Answering Machine Antics

Decades after answering machines show up on the scene and years after cell phones have become mainstream, why are we still burdened with instructions on how to leave a voicemail on a cell phone?

Nearly every cell phone has a set of instructions from the provider that you have to sit through after already hearing the person your calling explain what to do after the beep. Aren’t two sets of instructions on top of an already socialized populace (i.e., we know what the beep means; so much so that characters in movies suggest we “know what to do”) unnecessary?

A friend RKP, and I to a lesser extent, have requested Cingular remove the woman’s instructions that follow our beep.

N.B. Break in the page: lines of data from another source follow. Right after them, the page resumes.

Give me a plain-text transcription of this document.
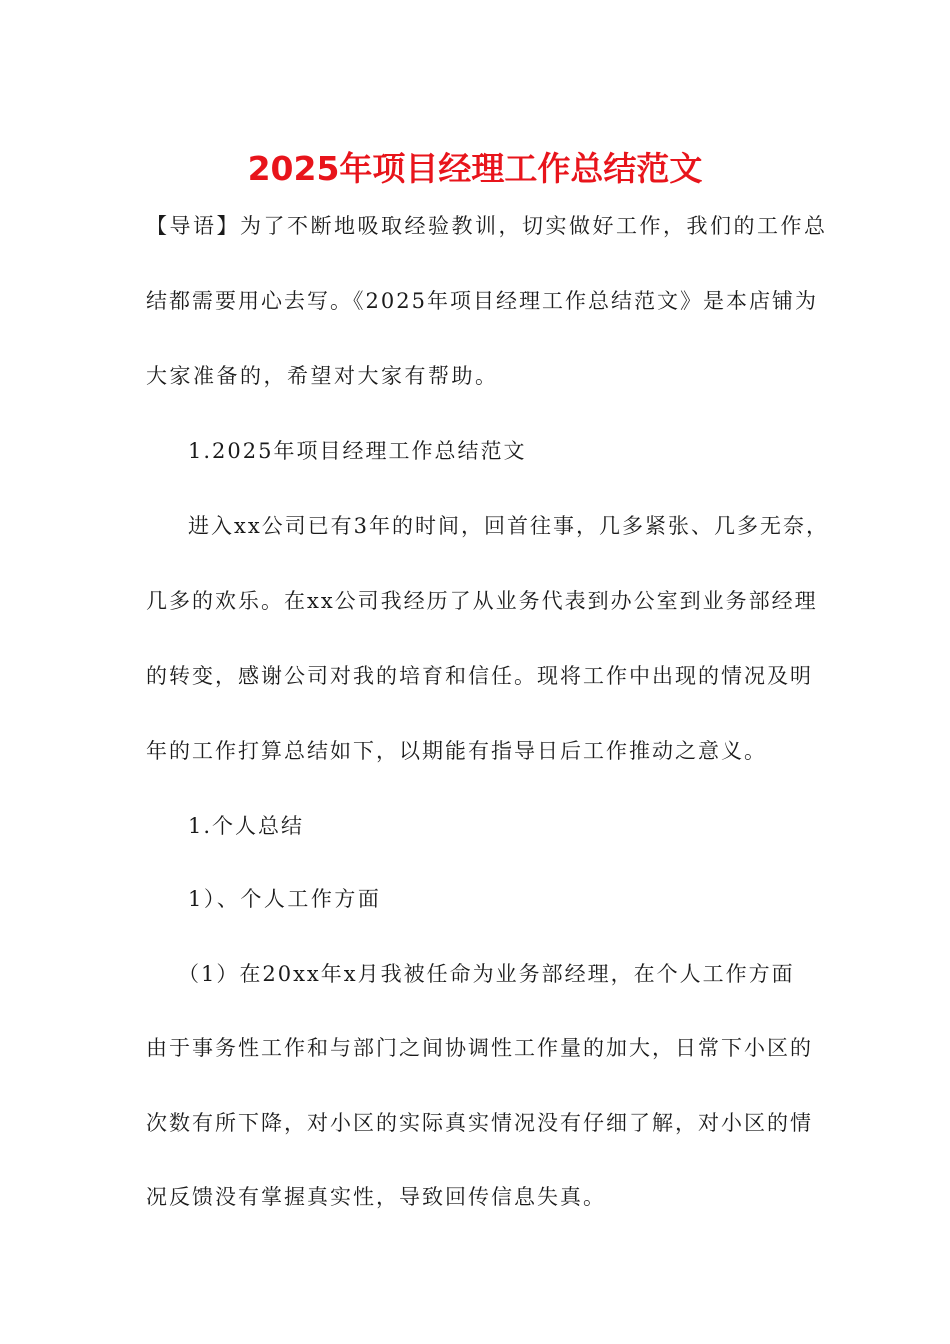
2025年项目经理工作总结范文
【导语】为了不断地吸取经验教训，切实做好工作，我们的工作总
结都需要用心去写。《2025年项目经理工作总结范文》是本店铺为
大家准备的，希望对大家有帮助。
1.2025年项目经理工作总结范文
进入xx公司已有3年的时间，回首往事，几多紧张、几多无奈，
几多的欢乐。在xx公司我经历了从业务代表到办公室到业务部经理
的转变，感谢公司对我的培育和信任。现将工作中出现的情况及明
年的工作打算总结如下，以期能有指导日后工作推动之意义。
1.个人总结
1）、个人工作方面
（1）在20xx年x月我被任命为业务部经理，在个人工作方面
由于事务性工作和与部门之间协调性工作量的加大，日常下小区的
次数有所下降，对小区的实际真实情况没有仔细了解，对小区的情
况反馈没有掌握真实性，导致回传信息失真。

They say it’s not possible and that, because people aren’t used to cell phones, they need instructions. Um, voicemail is voicemail is voicemail. (Also, there was a short moment in time that RKP found success; apparently his voicemail account was moved to another server, although we’re not sure how to duplicate this).

Now, RKP, through the options menus in his voicemail account, has switched this woman’s instructions to be in Spanish (Note: We don’t speak Spanish). I like it and think it’s an effective signal highlighting the voicemail instruction absurdity.

Alternative strategies could include having no personalized message (i.e., recording a second of silence) so that callers jump into the company provided instructions. Or, and as I have done, select one of the messages your provider, well, provides and they will not include the standard instructions; apparently, they think their voicemail messages offer more guidance than yours ever could.

Make like a shoe company with labor problems and just do it.

One thought on “Answering Machine Antics

  1. Ben

    Interesting. I hadn’t thought of that, but now that you point it out, I agree. They’re pointless time-wasters.